There is still, surprisingly, quite a number of VCs prepared to back small startups, or at least that’s what they’re saying. Parson said the music industry was littered with dead corpses but the two Swedes who started it were thinking of building a billion dollar company from the start. They were cautious about investors and wanted to choose the right investor. Well, he would say that, wouldn’t he? But he said European VCs don’t always concentrate on the right thing.
Cuatrecacas said he doesn’t spend a lot of time with VCs these days. Starting a business is very hard work with lots of tears, and most companies he’s sold have had ups and down several times, and it’s not restricted just to European or American companies. It’s important to get feedback from not just your customers but your staff too.
Europeans, said Veerse, make better technology than Americans. He said he finds much more substantial technology from European companies.
Tina Baker, a lawyer from Brown Rudnick and American, wants to say something about this, but she will have her chance in a few minutes, I have no doubt whatever about that. Did I say that there’s a civil servant from UK Trade & Investment here? I don’t think she likes the press.

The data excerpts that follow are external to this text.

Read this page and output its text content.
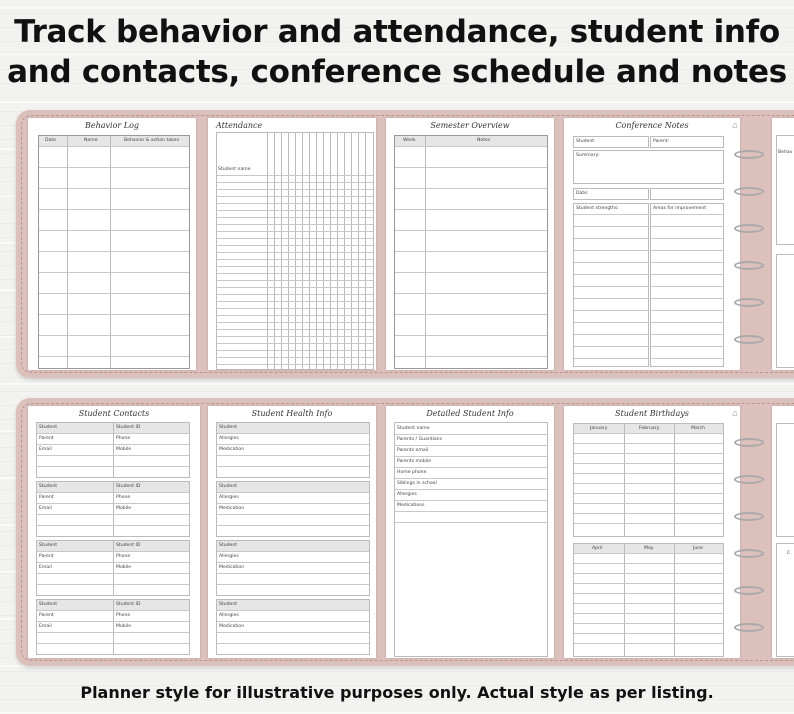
Track behavior and attendance, student info
and contacts, conference schedule and notes
Behavior Log
Date	Name	Behavior & action taken
Attendance
Student name
Semester Overview
Week	Notes
Conference Notes	⌂
Student:	Parent:
Summary:
Date:
Student strengths:	Areas for improvement
Behav
Student Contacts
Student	Student ID
Parent	Phone
Email	Mobile
Student	Student ID
Parent	Phone
Email	Mobile
Student	Student ID
Parent	Phone
Email	Mobile
Student	Student ID
Parent	Phone
Email	Mobile
Student Health Info
Student
Allergies
Medication
Student
Allergies
Medication
Student
Allergies
Medication
Student
Allergies
Medication
Detailed Student Info
Student name
Parents / Guardians
Parents email
Parents mobile
Home phone
Siblings in school
Allergies
Medications
Student Birthdays	⌂
January	February	March
April	May	June
C
Planner style for illustrative purposes only. Actual style as per listing.
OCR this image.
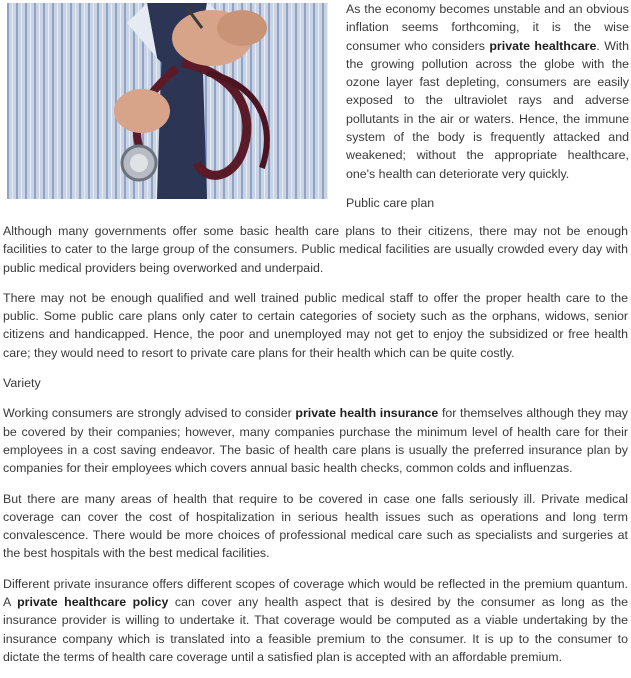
As the economy becomes unstable and an obvious inflation seems forthcoming, it is the wise consumer who considers private healthcare. With the growing pollution across the globe with the ozone layer fast depleting, consumers are easily exposed to the ultraviolet rays and adverse pollutants in the air or waters. Hence, the immune system of the body is frequently attacked and weakened; without the appropriate healthcare, one's health can deteriorate very quickly.

Public care plan

Although many governments offer some basic health care plans to their citizens, there may not be enough facilities to cater to the large group of the consumers. Public medical facilities are usually crowded every day with public medical providers being overworked and underpaid.

There may not be enough qualified and well trained public medical staff to offer the proper health care to the public. Some public care plans only cater to certain categories of society such as the orphans, widows, senior citizens and handicapped. Hence, the poor and unemployed may not get to enjoy the subsidized or free health care; they would need to resort to private care plans for their health which can be quite costly.

Variety

Working consumers are strongly advised to consider private health insurance for themselves although they may be covered by their companies; however, many companies purchase the minimum level of health care for their employees in a cost saving endeavor. The basic of health care plans is usually the preferred insurance plan by companies for their employees which covers annual basic health checks, common colds and influenzas.

But there are many areas of health that require to be covered in case one falls seriously ill. Private medical coverage can cover the cost of hospitalization in serious health issues such as operations and long term convalescence. There would be more choices of professional medical care such as specialists and surgeries at the best hospitals with the best medical facilities.

Different private insurance offers different scopes of coverage which would be reflected in the premium quantum. A private healthcare policy can cover any health aspect that is desired by the consumer as long as the insurance provider is willing to undertake it. That coverage would be computed as a viable undertaking by the insurance company which is translated into a feasible premium to the consumer. It is up to the consumer to dictate the terms of health care coverage until a satisfied plan is accepted with an affordable premium.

Coe said he has seen a lot of Germans in Brazil and China.
Baker said she had noticed American VCs didn’t want to invest in European startups. She said she thinks there aren’t enough players in Europe to buy all the companies that are starting. The differences between the countries means it’s very difficult for Americans to understand the small countries all speaking different languages and it has been hard for people to cross borders.
Brooklyn-born Tina Baker said it was very important for entrepeneurs not to be “dragged along”, drag along only happens when the company is down the tube and it’s a bar sale.
Cuatrecasas said that market conditions are fragile out there, and have been since 2008. There’s no reason why an economic collapse can’t happen again. If you’re going to do something, he said, you should do that in the next year and a half.
VCs won’t even open the door to companies in the solar PV business, said Mueller-Veerse. The lack of funding is still a big problem in Europe. Investors want companies to be profitable but also say companies are not growing fast enough. VCs, eh? Investors don’t have the pockets required to follow things through.
I’d have liked the panel to talk more about the total lack of confidence everyone seems to be suffering from these days. Cuatrecasas alluded to it. But there probably isn’t enough time, the session is running out of time.